I fatti “La Corte d’Appello di Roma, sulla scorta delle richiamate risultanze della CTU, ha affermato che una porzione dell’appartamento di LF, ubicato al piano attico dell’edificio di via QN 152, si estende anche sul corpo di fabbrica dell’adiacente edificio condominiale di via delle TC15. In particolare, i solai di calpestio dell’unità immobiliare di proprietà F. costituiscono la copertura del sottostante fabbricato di via TC, per un’estensione di mq 148,26 di area coperta e di mq 42,81 di area scoperta. Il CTU ha quindi evidenziato conclusivamente che tale appartamento sia “parte integrante” di entrambi i condominii.”
Propone ricorso la condomina, ritenendo che la propria unità immobiliare debba essere ricondotta ad un solo fabbricato e propone ricorso incidentale il Condominio, che si duole della compensazione delle spese applicata dal Giudice di merito.
Osserva la Corte che “Al fine di stabilire se un appartamento sia compreso in un condominio edilizio, è infatti necessario verificare, con riferimento al momento della nascita del condominio (salvo eventuale titolo negoziale contrario, il cui apprezzamento è comunque affidato alle prerogative del giudice di merito: Cass.

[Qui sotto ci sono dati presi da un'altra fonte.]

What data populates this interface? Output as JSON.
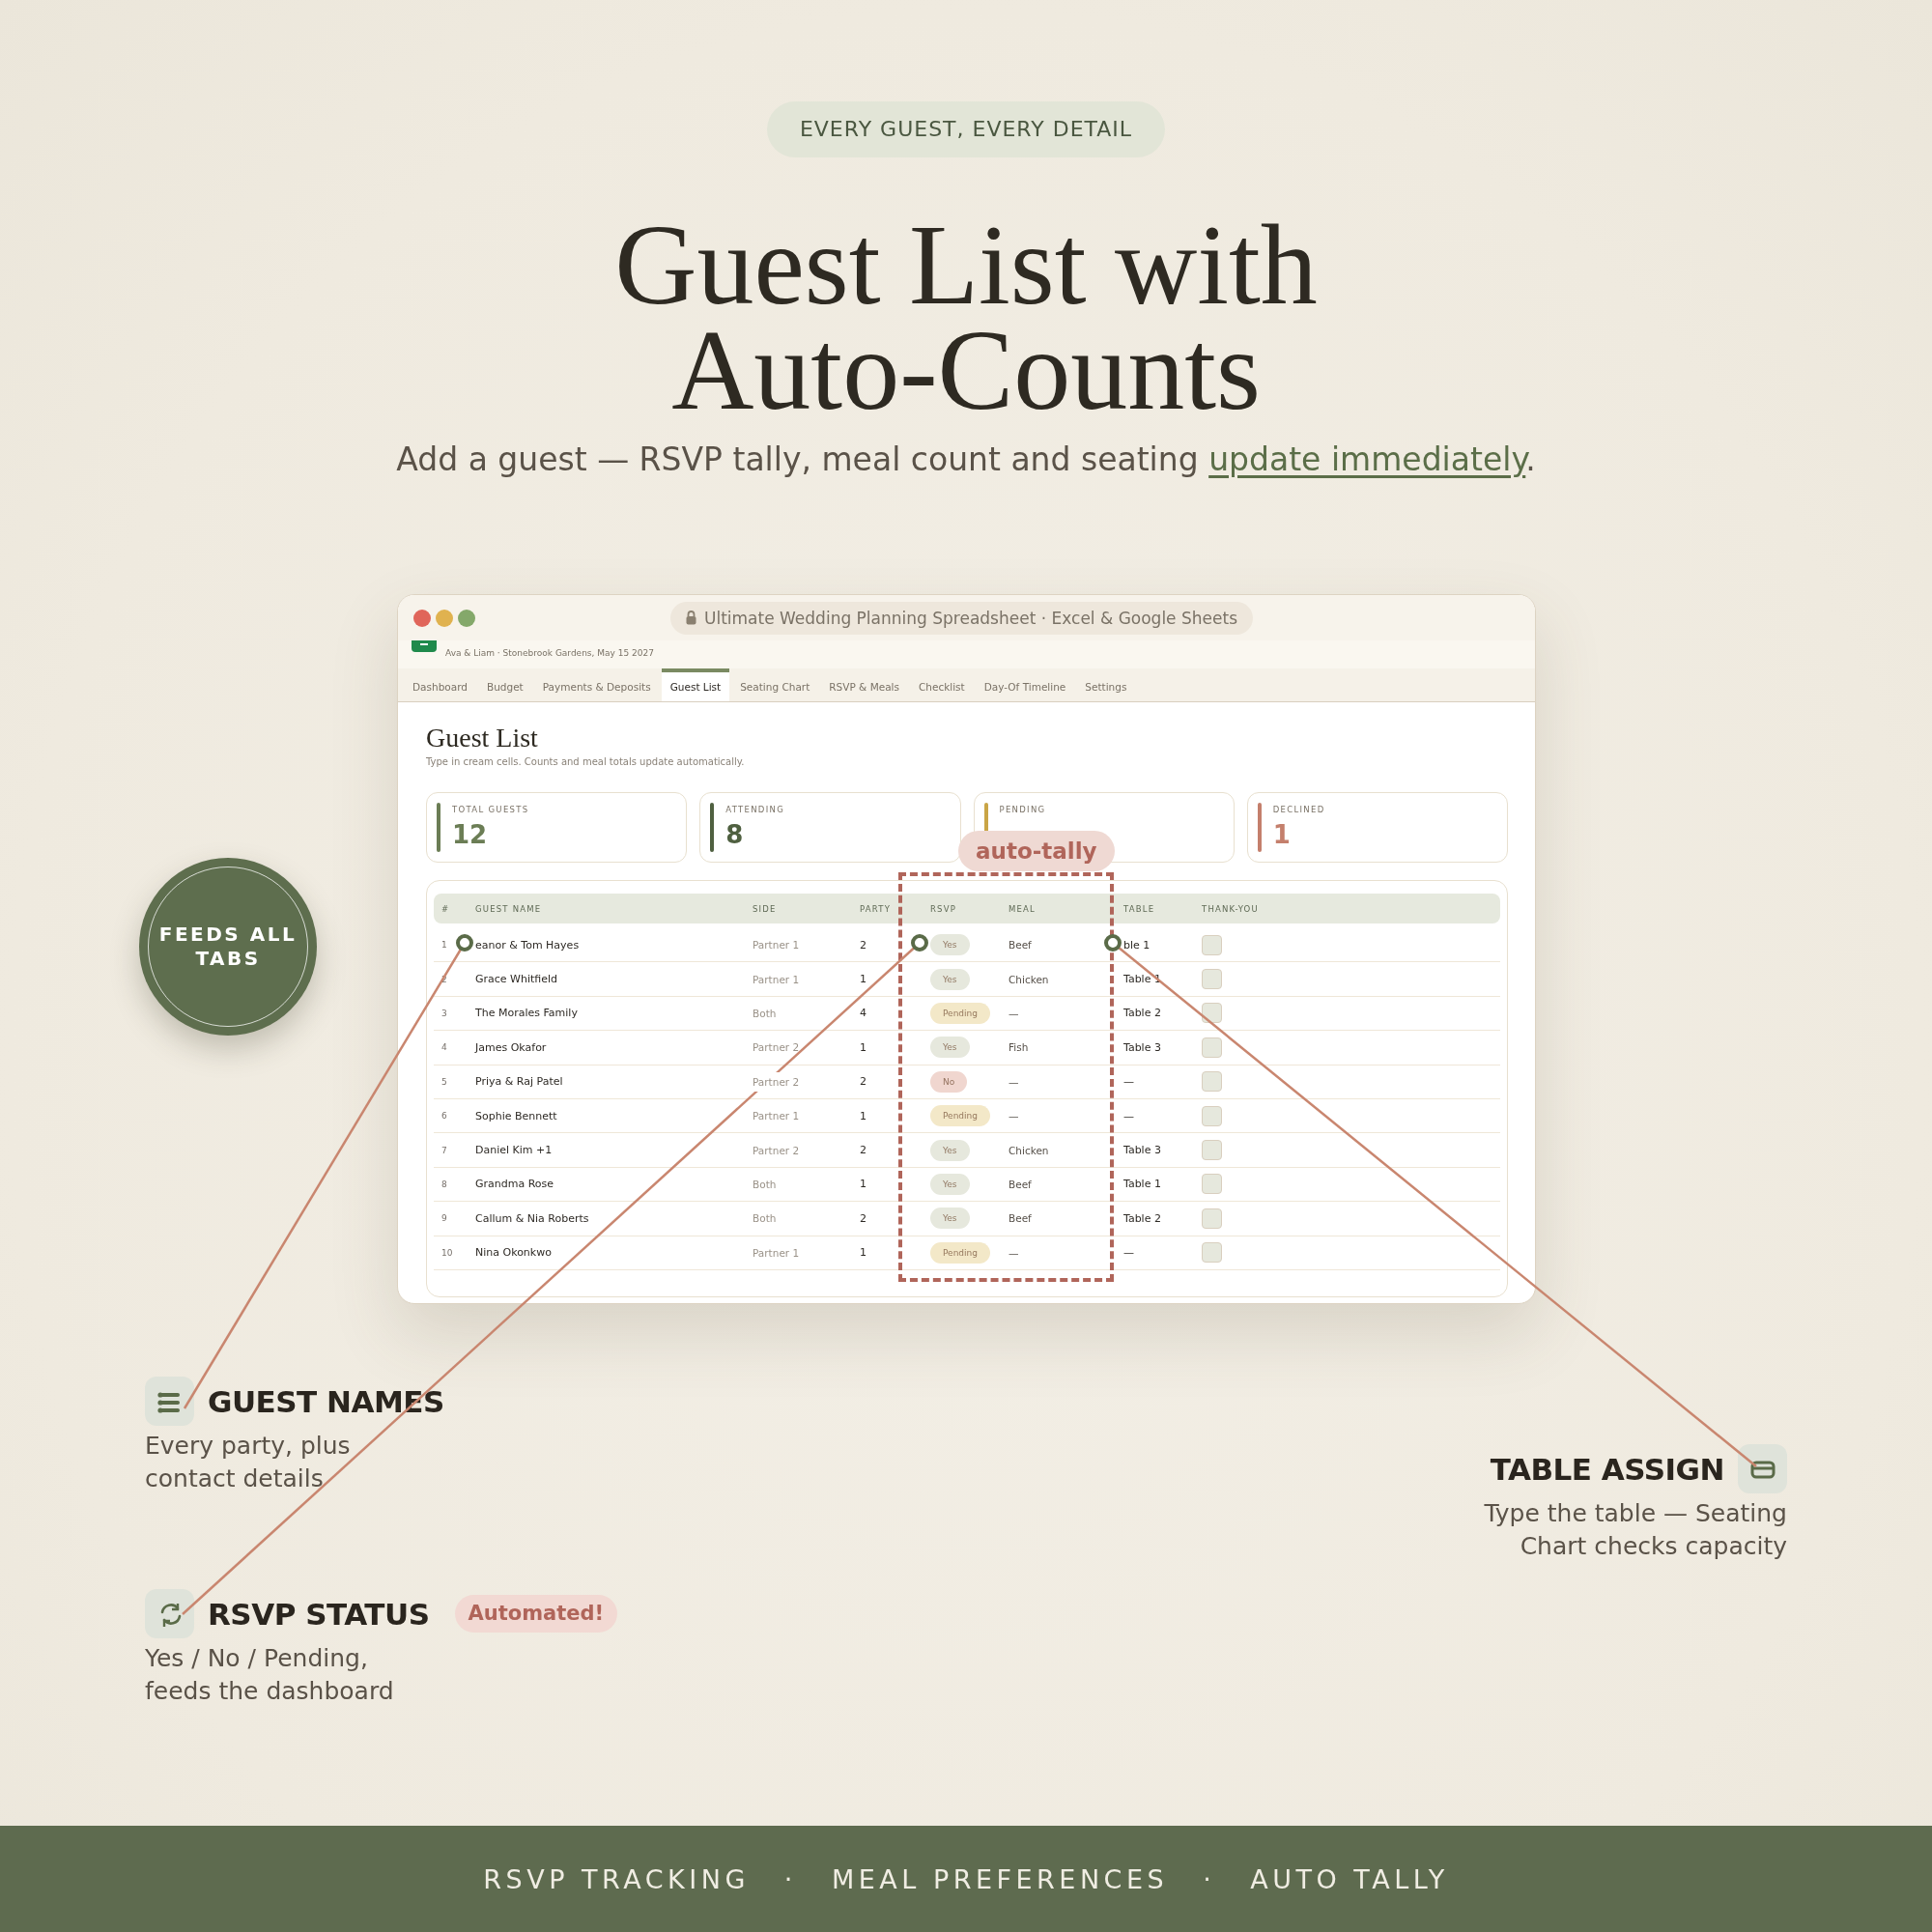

Sez. 2, Sentenza n. 3084 del 03/09/1976), se, con riguardo alla struttura ed alla conformazione di esso, e, dunque, in base ad elementi obiettivamente rilevabili, sussista il presupposto della permanente ed oggettiva destinazione al suo servizio ed al suo godimento dei beni di quell’edificio elencati nell’art. 1117 c.c., restando escluso che sia determinante pure l’esistenza di un collegamento materiale o di una via diretta di accesso tra parti condominiali e singola unità immobiliare.

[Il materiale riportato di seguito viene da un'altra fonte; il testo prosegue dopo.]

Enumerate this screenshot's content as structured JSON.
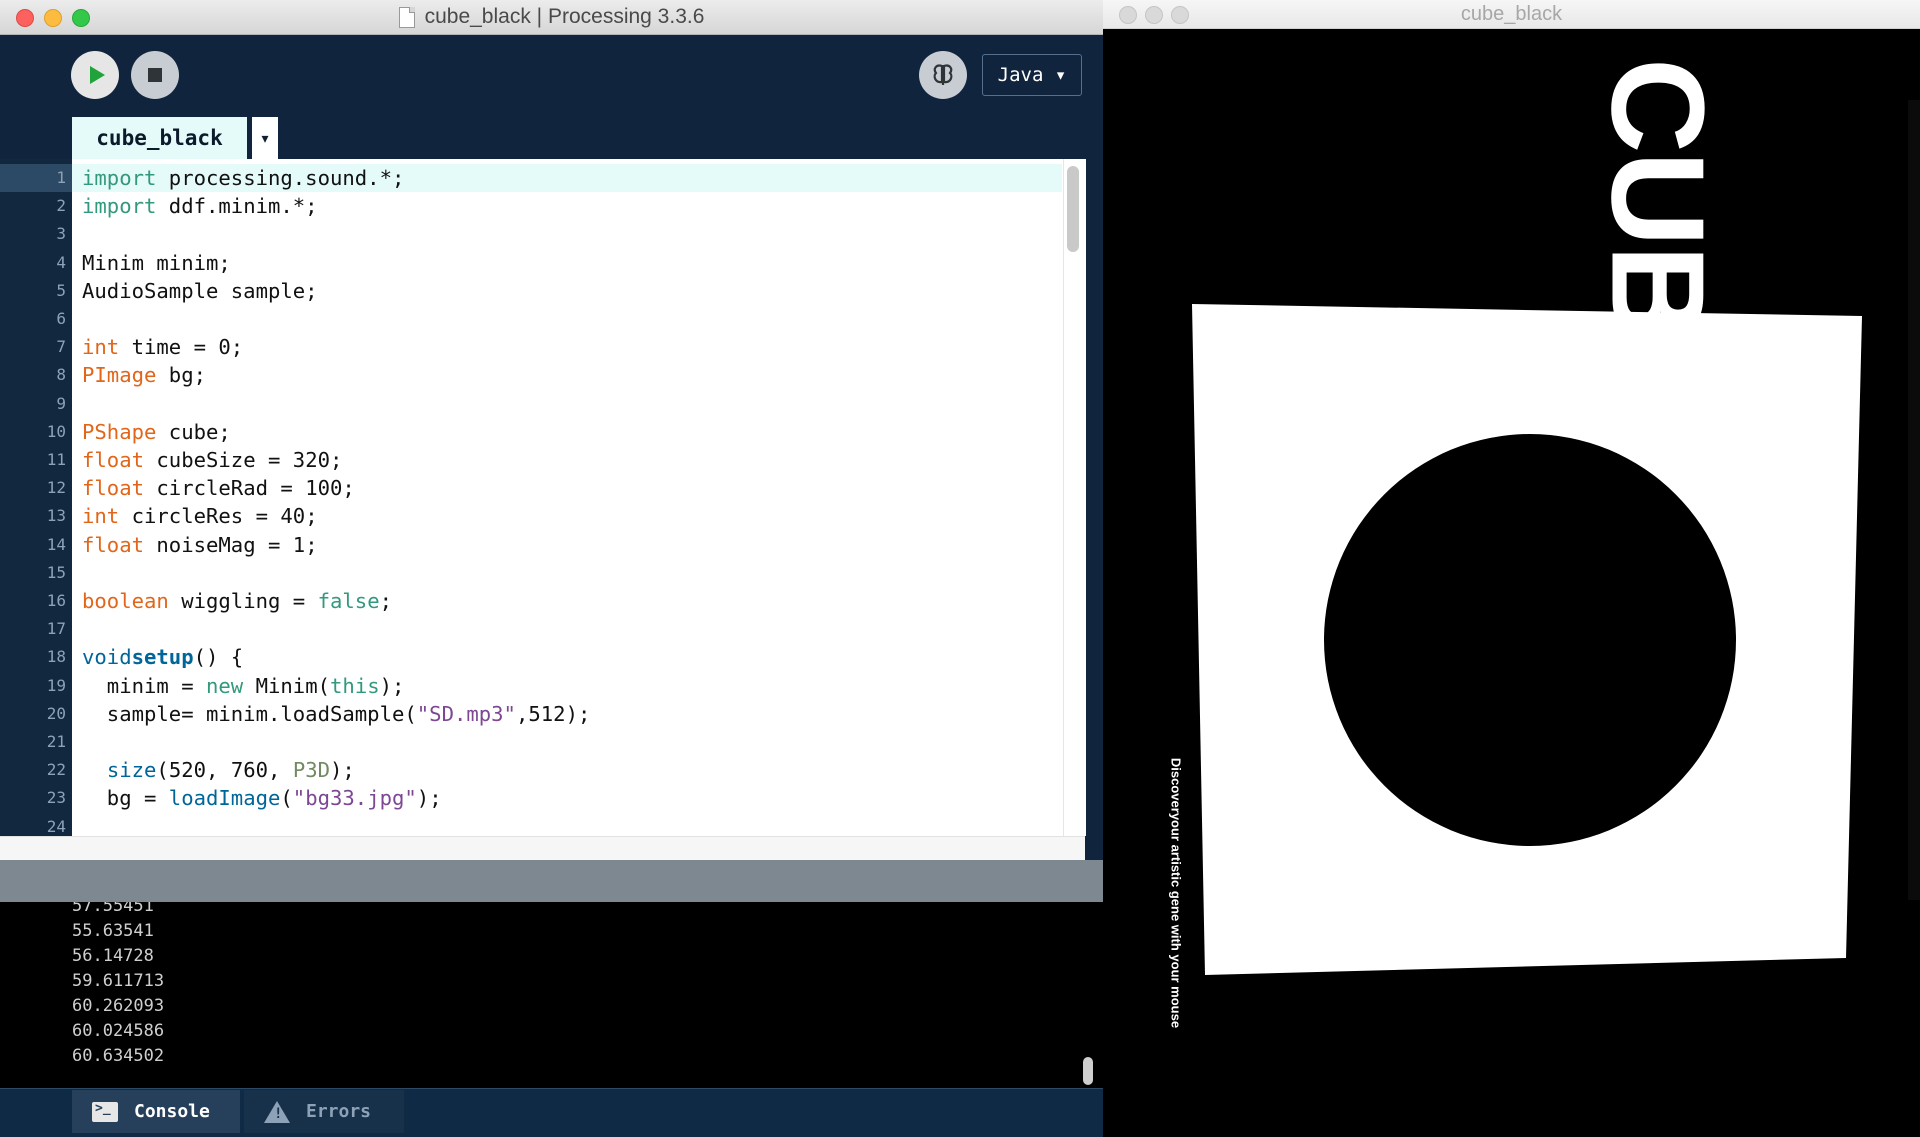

E’ d’altro canto certamente ammissibile, per quanto si desume dall’art. 61 disp. att. c.c., che, pur in presenza di fabbricati che presentino elementi di congiunzione materiale, allorchè vengano costituiti condominii separati per le parti aventi i connotati di autonomi edifici, uno dei titolari di porzioni esclusive si ritrovi proprietario di un appartamento ricadente in entrambi i condominii (arg. da Cass. Sez. 2, Sentenza n. 2324 del 01/03/1995; Cass. Sez. 2, Sentenza n. 4439 del 07/08/1982).

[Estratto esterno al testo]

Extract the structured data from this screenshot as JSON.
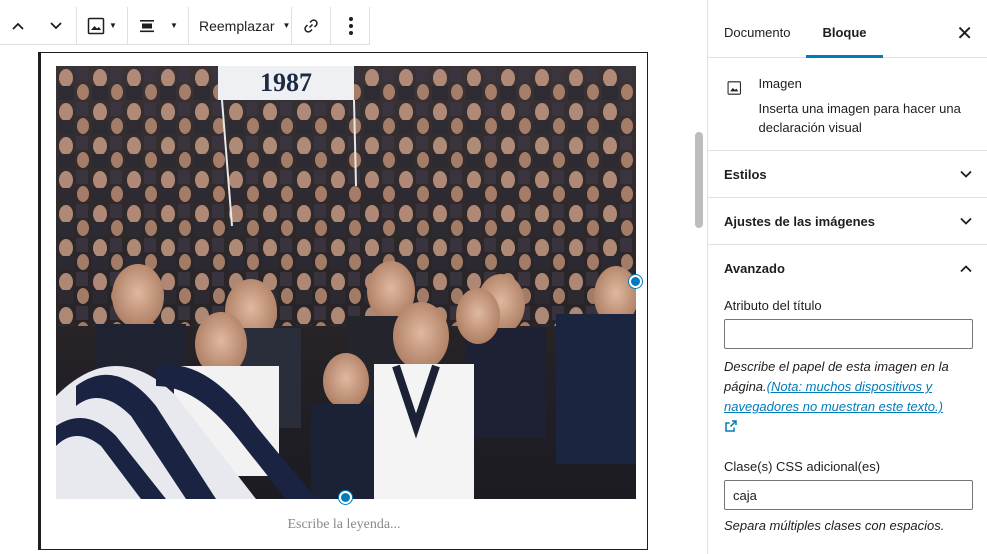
{
  "toolbar": {
    "replace_label": "Reemplazar"
  },
  "image": {
    "banner_text": "1987",
    "caption_placeholder": "Escribe la leyenda..."
  },
  "sidebar": {
    "tabs": [
      {
        "label": "Documento"
      },
      {
        "label": "Bloque"
      }
    ],
    "block_card": {
      "title": "Imagen",
      "description": "Inserta una imagen para hacer una declaración visual"
    },
    "panels": [
      {
        "title": "Estilos"
      },
      {
        "title": "Ajustes de las imágenes"
      },
      {
        "title": "Avanzado"
      }
    ],
    "advanced": {
      "title_attr_label": "Atributo del título",
      "title_attr_value": "",
      "title_attr_help": "Describe el papel de esta imagen en la página.",
      "title_attr_link": "(Nota: muchos dispositivos y navegadores no muestran este texto.)",
      "css_label": "Clase(s) CSS adicional(es)",
      "css_value": "caja",
      "css_help": "Separa múltiples clases con espacios."
    }
  },
  "colors": {
    "accent": "#007cba"
  }
}
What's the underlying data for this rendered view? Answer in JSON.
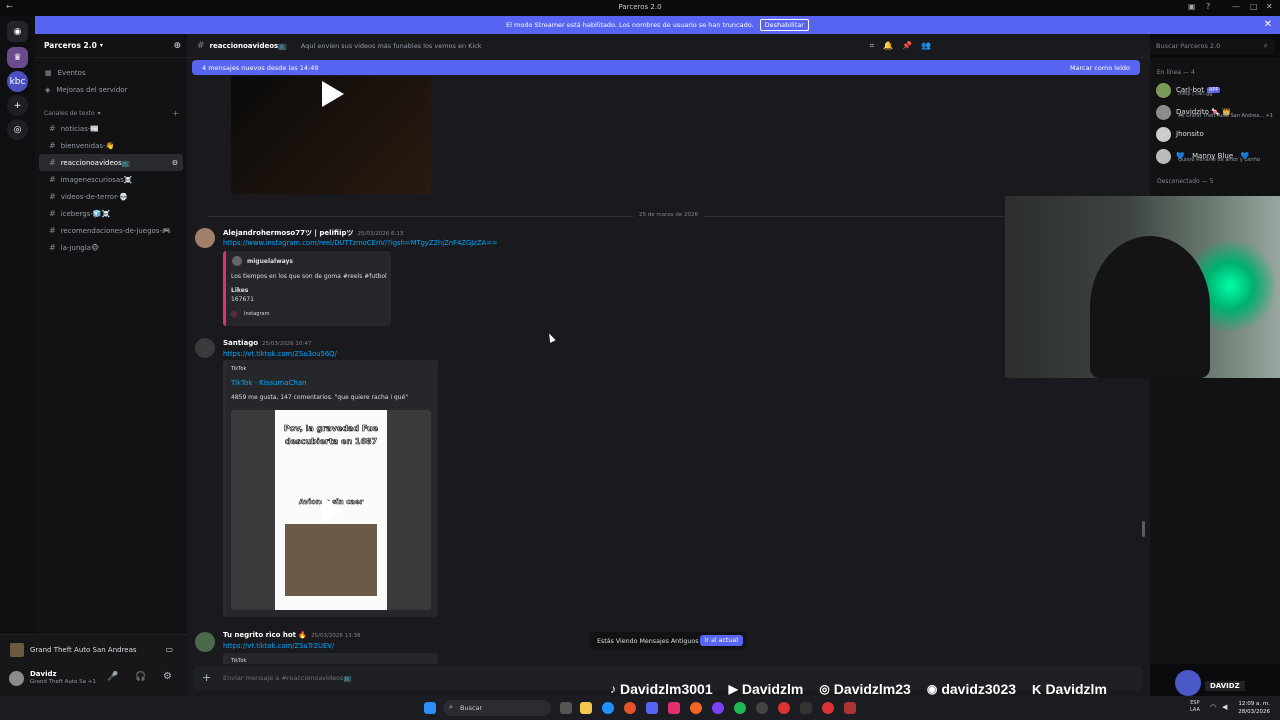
{
  "window": {
    "title": "Parceros 2.0"
  },
  "banner": {
    "text": "El modo Streamer está habilitado. Los nombres de usuario se han truncado.",
    "button": "Deshabilitar"
  },
  "sidebar": {
    "server": "Parceros 2.0",
    "items": [
      "Eventos",
      "Mejoras del servidor"
    ],
    "category": "Canales de texto",
    "channels": [
      "noticias-📰",
      "bienvenidas-👋",
      "reaccionoavideos📺",
      "imagenescuriosas☠️",
      "videos-de-terror-💀",
      "icebergs-🧊☠️",
      "recomendaciones-de-juegos-🎮",
      "la-jungla🐵"
    ],
    "voice_activity": "Grand Theft Auto San Andreas"
  },
  "user": {
    "name": "Davidz",
    "status": "Grand Theft Auto Sa +1"
  },
  "channel": {
    "name": "reaccionoavideos📺",
    "topic": "Aquí envíen sus videos más funables los vemos en Kick",
    "search_placeholder": "Buscar Parceros 2.0"
  },
  "new_messages": {
    "text": "4 mensajes nuevos desde las 14:49",
    "action": "Marcar como leído"
  },
  "date_divider": "25 de marzo de 2026",
  "messages": [
    {
      "author": "Alejandrohermoso77ツ | pelifiipツ",
      "time": "25/03/2026 6:13",
      "link": "https://www.instagram.com/reel/DUTTzmoCEnV/?igsh=MTgyZ2hjZnF4ZGJzZA==",
      "embed": {
        "user": "miguelalways",
        "desc": "Los tiempos en los que son de goma #reels #futbol",
        "likes_label": "Likes",
        "likes": "167671",
        "provider": "Instagram"
      }
    },
    {
      "author": "Santiago",
      "time": "25/03/2026 10:47",
      "link": "https://vt.tiktok.com/ZSu3ou56Q/",
      "embed": {
        "provider": "TikTok",
        "title": "TikTok · KissumaChan",
        "desc": "4859 me gusta, 147 comentarios. \"que quiere racha i qué\"",
        "caption": "Pov, la gravedad Fue descubierta en 1687",
        "caption2": "Aviones sin caer"
      }
    },
    {
      "author": "Tu negrito rico hot 🔥",
      "time": "25/03/2026 13:38",
      "link": "https://vt.tiktok.com/ZSuTr2UEV/",
      "embed": {
        "provider": "TikTok"
      }
    }
  ],
  "composer": {
    "placeholder": "Enviar mensaje a #reaccionoavideos📺"
  },
  "old_messages": {
    "text": "Estás Viendo Mensajes Antiguos",
    "button": "Ir al actual"
  },
  "members": {
    "online_header": "En línea — 4",
    "offline_header": "Desconectado — 5",
    "list": [
      {
        "name": "Carl-bot",
        "badge": "APP",
        "sub": "/help | carl.gg"
      },
      {
        "name": "Davidzito 🍬 👑",
        "sub": "🎮 Grand Theft Auto San Andrea... +1"
      },
      {
        "name": "Jhonsito",
        "sub": ""
      },
      {
        "name": "💙 ⠀Manny Blue ⠀💙",
        "sub": "Quiero Renarte de amor y cariño "
      }
    ]
  },
  "socials": {
    "tiktok": "Davidzlm3001",
    "youtube": "Davidzlm",
    "instagram": "Davidzlm23",
    "discord": "davidz3023",
    "kick": "Davidzlm",
    "logo_text": "DAVIDZ"
  },
  "taskbar": {
    "search": "Buscar",
    "lang1": "ESP",
    "lang2": "LAA",
    "time": "12:09 a. m.",
    "date": "28/03/2026"
  },
  "colors": {
    "accent": "#5865f2",
    "link": "#00a8fc",
    "bg": "#1a1a1e",
    "instagram": "#e1306c"
  }
}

Il ricorso di L.F., pur deducendo una censura per violazione e falsa applicazione dell’art. 1117 c.c., si sostanzia, in realtà, nella prospettazione di una ricostruzione degli elementi materiali della fattispecie diversa da quella accolta dalla Corte del merito, e dunque invoca un giudizio di mero fatto, del tutto estraneo al sindacato di legittimità.”
Quanto alle spese: “La Corte d’Appello di Roma ha compensato le spese processuali di entrambi i gradi di giudizio, ponendo a carico delle parti la metà ciascuno delle spese di CTU, “stante l’opinabilità della questione, che peraltro ha necessitato di accertamenti tecnici”. Il Condominio di via delle TC 15, Roma, denuncia al riguardo la violazione degli artt. 91 e 92 c.p.c. per difetto delle “gravi ed eccezionali ragioni” ex art. 92, comma 2, c.p.c.
Tuttavia, nei giudizi, quale quello in esame, instaurati anteriormente all’entrata in vigore della legge 18 giugno 2009, n. 69, la compensazione delle spese può essere disposta – ai sensi dell’art. 92, comma 2, c.p.c., nel testo anteriore alle modifiche apportate dall’art. 45, comma 11, di detta legge – per “giusti motivi esplicitamente indicati dal giudice nella motivazione della sentenza”, e non per “gravi ed eccezionali ragioni esplicitamente indicate nella motivazione”. Nella vigenza di tale formulazione dell’art. 92, comma 2, c.p.c., la scelta di compensare le spese processuali rimane riservata al prudente, ma comunque motivato, apprezzamento del giudice di merito, la cui statuizione può essere censurata in sede di legittimità soltanto quando siano illogiche o contraddittorie le ragioni poste alla base della motivazione, ipotesi nella specie certamente non sussistente.”